Despite enacting this law, state officials didn’t initially, and still don’t, abide by it. Only the most recent example is the wide-spread use of life coaches as suicide watch sentry. Despite their best intentions, life coaches aren’t equipped to deal with a serious suicide attempt, and neither are correctional staff, if we’re being honest. Instead of channeling their budget towards more and better medical and psychiatric personnel, or releasing more people, TDCJ’s executive director Brian Collier has begun to implement a portion of his so-called 2030 plan. The portion important to this topic is his professed desire to initiate ‘new positions’ for inmates, so that they can allow this institution to function smoothly, ‘with less dependency on correctional staff’.
Since I’ve been released from solitary, and been housed on Ellis Unit’s CTIP, I’ve witnessed and experienced the new wave BT system up close and personal. Here inmates operate in-and-outs, feed, and other duties reserved for paid officers. As you can imagine, this situation causes tensions among the hand-picked, and the masses of prisoners. These tensions have their fall-outs and all this is instigated by the illegal policies and practices of the state. In 2023, we’re still being (neo)colonized and enslaved in Texas.

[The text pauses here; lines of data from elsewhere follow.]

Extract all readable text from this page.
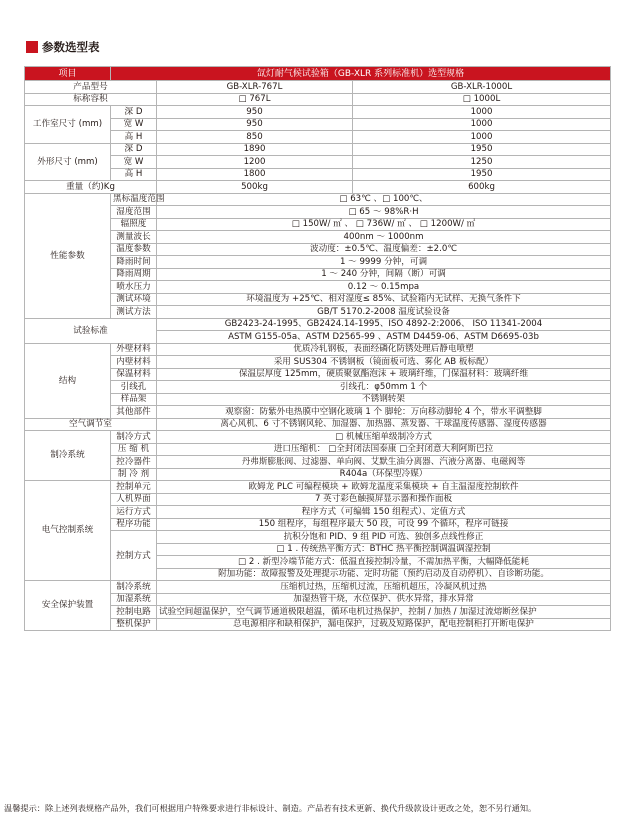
参数选型表
项目	氙灯耐气候试验箱（GB-XLR 系列标准机）选型规格		
产品型号		GB-XLR-767L	GB-XLR-1000L
标称容积		□ 767L	□ 1000L
工作室尺寸 (mm)	深 D	950	1000
	宽 W	950	1000
	高 H	850	1000
外形尺寸 (mm)	深 D	1890	1950
	宽 W	1200	1250
	高 H	1800	1950
重量（约)Kg		500kg	600kg
性能参数	黑标温度范围	□ 63℃ 、□ 100℃、	
	湿度范围	□ 65 ～ 98%R·H	
	辐照度	□ 150W/ ㎡ 、 □ 736W/ ㎡ 、 □ 1200W/ ㎡	
	测量波长	400nm ～ 1000nm	
	温度参数	波动度：±0.5℃、温度偏差：±2.0℃	
	降雨时间	1 ～ 9999 分钟，可调	
	降雨周期	1 ～ 240 分钟，间隔（断）可调	
	喷水压力	0.12 ～ 0.15mpa	
	测试环境	环境温度为 +25℃、相对湿度≤ 85%、试验箱内无试样、无换气条件下	
	测试方法	GB/T 5170.2-2008 温度试验设备	
试验标准		GB2423-24-1995、GB2424.14-1995、ISO 4892-2:2006、 ISO 11341-2004	
		ASTM G155-05a、ASTM D2565-99 、ASTM D4459-06、ASTM D6695-03b	
结构	外壁材料	优质冷轧钢板，表面经磷化防锈处理后静电喷塑	
	内壁材料	采用 SUS304 不锈钢板（镜面板可选、雾化 AB 板标配）	
	保温材料	保温层厚度 125mm，硬质聚氨酯泡沫 + 玻璃纤维，门保温材料：玻璃纤维	
	引线孔	引线孔：φ50mm 1 个	
	样品架	不锈钢转架	
	其他部件	观察窗：防紫外电热膜中空钢化玻璃 1 个 脚轮：万向移动脚轮 4 个，带水平调整脚	
空气调节室		离心风机、6 寸不锈钢风轮、加湿器、加热器、蒸发器、干球温度传感器、湿度传感器	
制冷系统	制冷方式	□ 机械压缩单级制冷方式	
	压 缩 机	进口压缩机： □全封闭法国泰康 □全封闭意大利阿斯巴拉	
	控冷器件	丹弗斯膨胀阀、过滤器、单向阀、艾默生油分离器、汽液分离器、电磁阀等	
	制 冷 剂	R404a（环保型冷媒）	
电气控制系统	控制单元	欧姆龙 PLC 可编程模块 + 欧姆龙温度采集模块 + 自主温湿度控制软件	
	人机界面	7 英寸彩色触摸屏显示器和操作面板	
	运行方式	程序方式（可编辑 150 组程式）、定值方式	
	程序功能	150 组程序，每组程序最大 50 段，可设 99 个循环，程序可链接	
	控制方式	抗积分饱和 PID、9 组 PID 可选、独创多点线性修正	
		□ 1 . 传统热平衡方式：BTHC 热平衡控制调温调湿控制	
		□ 2 . 新型冷端节能方式：低温直接控制冷量，不需加热平衡，大幅降低能耗	
		附加功能：故障报警及处理提示功能、定时功能（预约启动及自动停机）、自诊断功能。	
安全保护装置	制冷系统	压缩机过热，压缩机过流，压缩机超压，冷凝风机过热	
	加湿系统	加湿热管干烧，水位保护、供水异常，排水异常	
	控制电路	试验空间超温保护，空气调节通道极限超温，循环电机过热保护，控制 / 加热 / 加湿过流熔断丝保护	
	整机保护	总电源相序和缺相保护，漏电保护，过载及短路保护，配电控制柜打开断电保护	
温馨提示：除上述列表规格产品外，我们可根据用户特殊要求进行非标设计、制造。产品若有技术更新、换代升级款设计更改之处，恕不另行通知。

All too often, horrific incidents have to occur, lives have to be lost and tarnished before the public and people in positions to alter things begin take notice. If the incidents of 50 years ago are any indication we cannot afford to lose so many lives, for any more people to be physically violated, before we begin to bring these conditions to the attention of the public, and simultaneously organize liberation armies behind the walls to combat what will ultimately become a battle of control and influence between reactionary and revolutionary power.
DARE TO INVENT THE FUTURE
MIM(Prisons) adds:This comrade notes the very relevant history of the BTS in Texas and how those conditions are being repeated today. But there is other history to look at, like the 1973 takeover of Walpole prison in Massachusetts. Guards went on strike and the prisoner union took over running things smoothly and peacefully. This was only possible however because prisoners had spent years organizing into a union. As staff shortages seem widespread in prison systems across the country, opportunities for organizing can arise. But it will take preparation, education and organization to properly seize such opportunities.